Come si legge in uno studio dal titolo “Influenza del calcio sul rischio di calcolosi renale”, realizzato presso il Dipartimento di Medicina Clinica e Biotecnologia Applicata “D. Campanacci” dell’Università di Bologna:
“[…] ancora oggi è invalsa l’abitudine di suggerire ai pazienti, con calcolosi renale, una restrizione dietetica dell’apporto di calcio, anche se gli studi prospettici eseguiti non hanno stabilito la reale efficacia di questa misura.”
Infatti, è bene capire che la formazione dei calcoli da ossalato di calcio dipende principalmente da una predisposizione individuale o familiare, da alterazioni metaboliche e solo in piccola percentuale dall’alimentazione (meno del 10-15% dell’ossalato escreto è di derivazione alimentare).
Citando lo studio menzionato prima:
“I pazienti con calcolosi renale devono essere esortati a mantenere una diuresi superiore ai 2 litri al giorno, distribuendo il consumo di liquidi nell’arco delle 24 ore, per un ammontare totale di circa 2,5-3 litri.”
L’acqua calcarea, insomma, non ha nessun effetto sulla formazione dei calcoli renali.
Anzi, parlando proprio di alimentazione, bere molta acqua contribuisce alla non formazione dei calcoli renali, perché consente una migliore diluizione delle urine e delle “sabbioline” in esse contenute che potrebbero, in assenza di una idratazione corretta, formare dei calcoli.
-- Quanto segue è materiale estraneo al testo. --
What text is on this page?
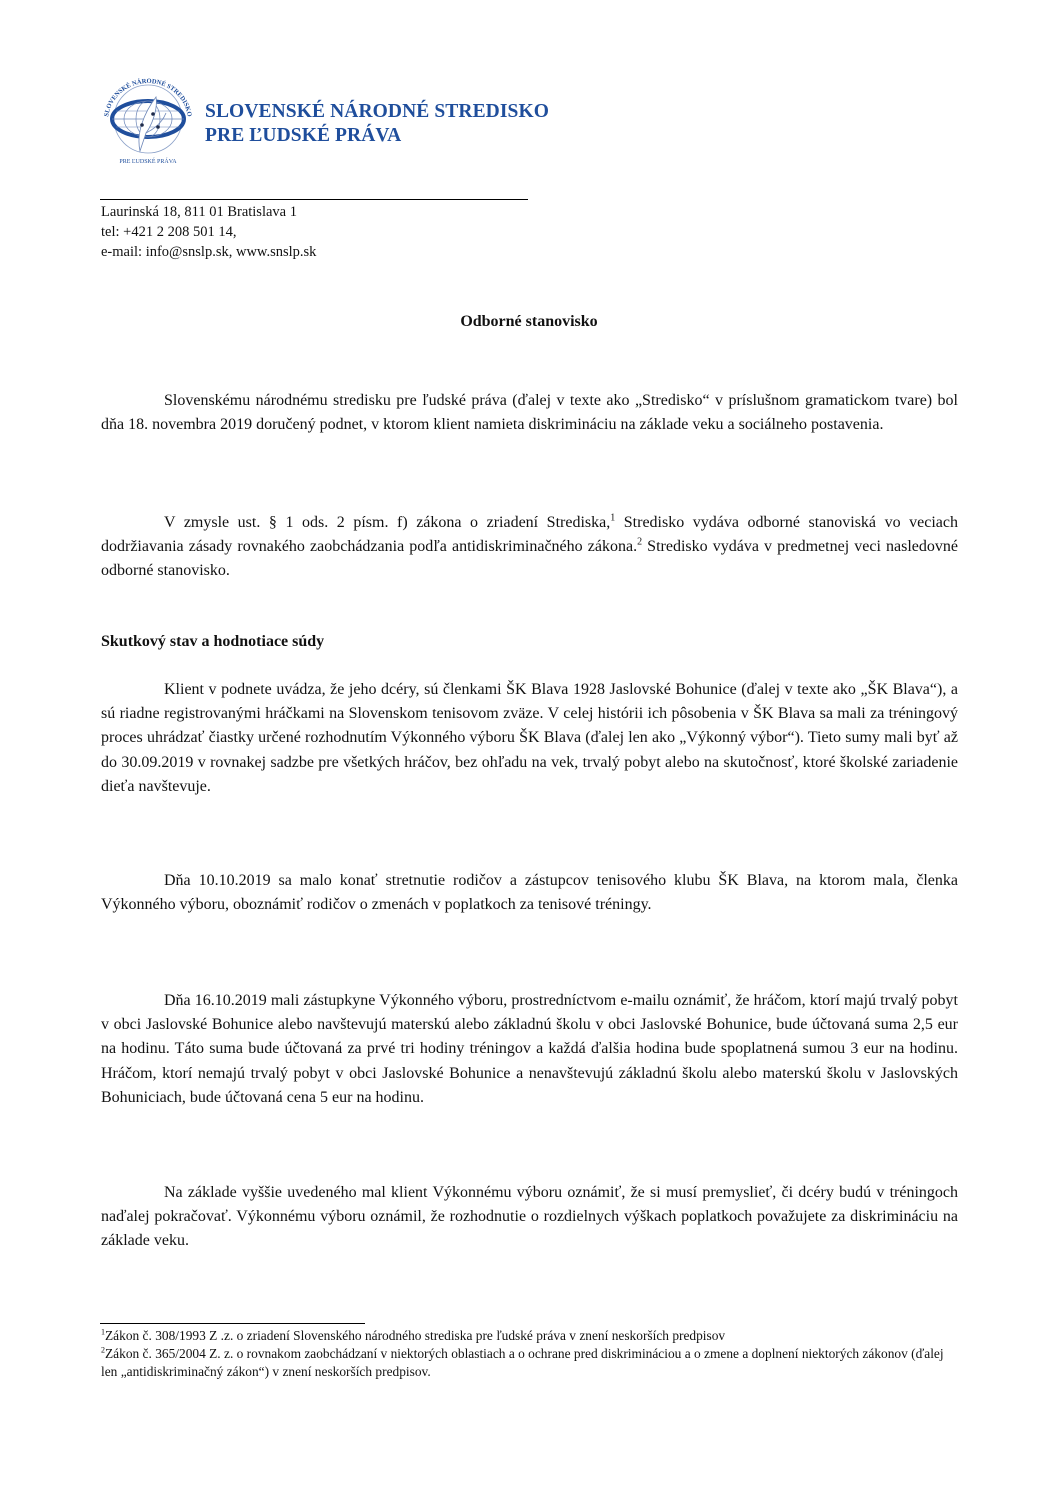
SLOVENSKÉ NÁRODNÉ STREDISKO
PRE ĽUDSKÉ PRÁVA
SLOVENSKÉ NÁRODNÉ STREDISKO
PRE ĽUDSKÉ PRÁVA
Laurinská 18, 811 01 Bratislava 1
tel: +421 2 208 501 14,
e-mail: info@snslp.sk, www.snslp.sk
Odborné stanovisko

Slovenskému národnému stredisku pre ľudské práva (ďalej v texte ako „Stredisko“ v príslušnom gramatickom tvare) bol dňa 18. novembra 2019 doručený podnet, v ktorom klient namieta diskrimináciu na základe veku a sociálneho postavenia.

V zmysle ust. § 1 ods. 2 písm. f) zákona o zriadení Strediska,$^1$ Stredisko vydáva odborné stanoviská vo veciach dodržiavania zásady rovnakého zaobchádzania podľa antidiskriminačného zákona.$^2$ Stredisko vydáva v predmetnej veci nasledovné odborné stanovisko.

Skutkový stav a hodnotiace súdy

Klient v podnete uvádza, že jeho dcéry, sú členkami ŠK Blava 1928 Jaslovské Bohunice (ďalej v texte ako „ŠK Blava“), a sú riadne registrovanými hráčkami na Slovenskom tenisovom zväze. V celej histórii ich pôsobenia v ŠK Blava sa mali za tréningový proces uhrádzať čiastky určené rozhodnutím Výkonného výboru ŠK Blava (ďalej len ako „Výkonný výbor“). Tieto sumy mali byť až do 30.09.2019 v rovnakej sadzbe pre všetkých hráčov, bez ohľadu na vek, trvalý pobyt alebo na skutočnosť, ktoré školské zariadenie dieťa navštevuje.

Dňa 10.10.2019 sa malo konať stretnutie rodičov a zástupcov tenisového klubu ŠK Blava, na ktorom mala, členka Výkonného výboru, oboznámiť rodičov o zmenách v poplatkoch za tenisové tréningy.

Dňa 16.10.2019 mali zástupkyne Výkonného výboru, prostredníctvom e-mailu oznámiť, že hráčom, ktorí majú trvalý pobyt v obci Jaslovské Bohunice alebo navštevujú materskú alebo základnú školu v obci Jaslovské Bohunice, bude účtovaná suma 2,5 eur na hodinu. Táto suma bude účtovaná za prvé tri hodiny tréningov a každá ďalšia hodina bude spoplatnená sumou 3 eur na hodinu. Hráčom, ktorí nemajú trvalý pobyt v obci Jaslovské Bohunice a nenavštevujú základnú školu alebo materskú školu v Jaslovských Bohuniciach, bude účtovaná cena 5 eur na hodinu.

Na základe vyššie uvedeného mal klient Výkonnému výboru oznámiť, že si musí premyslieť, či dcéry budú v tréningoch naďalej pokračovať. Výkonnému výboru oznámil, že rozhodnutie o rozdielnych výškach poplatkoch považujete za diskrimináciu na základe veku.

$^1$Zákon č. 308/1993 Z .z. o zriadení Slovenského národného strediska pre ľudské práva v znení neskorších predpisov
$^2$Zákon č. 365/2004 Z. z. o rovnakom zaobchádzaní v niektorých oblastiach a o ochrane pred diskrimináciou a o zmene a doplnení niektorých zákonov (ďalej len „antidiskriminačný zákon“) v znení neskorších predpisov.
Ridurre l’assunzione di calcio non previene la formazione dei calcoli
La prevenzione dei calcoli renali non prevede affatto un ridotto apporto di calcio (anzi se ne consiglia un’assunzione regolare) quanto una riduzione nel consumo di alcuni cibi che contengono ossalato di calcio.
È quanto è emerso da un grande studio prospettico iniziato nel 1993 su 45.000 uomini, di età compresa fra 40 e 75 anni, con lo scopo di valutare l’influenza del calcio e di altri nutrienti sul rischio di recidiva di calcoli renali.
Lo studio è durato circa 4 anni, durante i quali si è evidenziato che, contrariamente a quanto si pensava, il rischio di formazione e recidiva di calcoli renali si riduceva di circa il 50% nei soggetti il cui apporto alimentare di calcio era più elevato rispetto al gruppo che seguiva una dieta ipocalcica.
Ecco perché, diversamente da quello che ci è stato raccontato per moltissimo tempo, l’acqua del rubinetto, il latte, i formaggi, i prodotti caseari, ovvero quelli ricchi di calcio, non rientrano nella lista di prodotti da evitare a prescindere.
Fanno parte di questa lista, invece, alcuni alimenti ai quali non avremmo mai pensato, come spinaci, pomodori verdi, cioccolato, rabarbaro, barbabietole, e tè verde.
È stato anche ampiamente dimostrata una correlazione tra l’assunzione di proteine animali e la formazione di calcoli renali, quindi si consiglia una dieta ipoproteica a chi soffre di questi disturbi urinari.
Inoltre, un elevato consumo di sodio può incidere negativamente, quindi è preferibile farne un uso contenuto.
Tra l’altro, è stato più volte sottolineato che un’eventuale dieta ipocalcica non solo non ha effetti positivi sulla formazione dei calcoli, ma potrebbe causare una carenza di calcio nelle ossa, con conseguente perdita di massa ossea.
Concludiamo riportando un altro estratto dal paper succitato:
“In conclusione si può affermare che esistano sufficienti evidenze che indicano l’inappropriatezza di una dieta ipocalcica nei pazienti con nefrolitiasi”.